- Born: September 15, 1918 Macon, Mississippi, United States
- Died: August 15, 1942 (aged 23) Mobile, Alabama, United States
- Allegiance: United States
- Branch: United States Army
- Service years: 1941–1942
- Rank: Private
- Unit: United States Army Air Forces

= Henry Williams (soldier) =

African American soldier murdered during World War II

Henry Williams (September 15, 1918 – August 15, 1942) was an African American Private in the United States Army during World War II. He was killed by a bus driver in Mobile, Alabama on August 15, 1942.

Williams was born on September 15, 1918, in Macon, Mississippi. He enlisted in the Army on September 23, 1941, and was initially stationed at Fort McClellan in Alabama.
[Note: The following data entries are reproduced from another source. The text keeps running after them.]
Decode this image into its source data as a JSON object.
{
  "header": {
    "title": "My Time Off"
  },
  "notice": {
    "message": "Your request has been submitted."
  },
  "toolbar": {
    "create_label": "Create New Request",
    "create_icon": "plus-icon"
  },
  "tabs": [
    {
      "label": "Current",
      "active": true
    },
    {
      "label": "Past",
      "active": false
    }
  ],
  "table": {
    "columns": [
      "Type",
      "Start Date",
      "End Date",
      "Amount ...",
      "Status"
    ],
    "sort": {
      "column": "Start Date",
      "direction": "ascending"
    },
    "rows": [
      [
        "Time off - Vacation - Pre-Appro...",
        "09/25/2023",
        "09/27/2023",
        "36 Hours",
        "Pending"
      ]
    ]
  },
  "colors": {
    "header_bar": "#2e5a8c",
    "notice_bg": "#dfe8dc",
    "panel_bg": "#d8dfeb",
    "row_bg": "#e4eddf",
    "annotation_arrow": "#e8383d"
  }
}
At the time of his death, Williams was 23 years old and stationed at Brookley Army Air Field, near Mobile. When the bus driver stopped to talk, Williams asked to continue, citing his need to return to base. This led to an argument, which ended when the bus driver, Grover Chandler, produced a firearm. Williams fled out the back of the bus, but Chandler fired multiple shots, striking Williams in the back of the head.

In reaction to Williams' death, more than 100 people joined the Mobile branch of the NAACP. Local NAACP president John L. LeFlore began a bus boycott and called for prosecution of Chandler. The Mobile Light and Railroad Company agreed to disarm bus drivers, but Chandler only spent a few days in jail. He was charged with murder and released on $3,500 bond, but never prosecuted. The commanding officer at Brookley Field, Colonel Vincent Dixon, stated that the Army could not prosecute a civilian crime off base.

Henry Williams' death was mentioned on episode 3 of the 2007 PBS miniseries The War.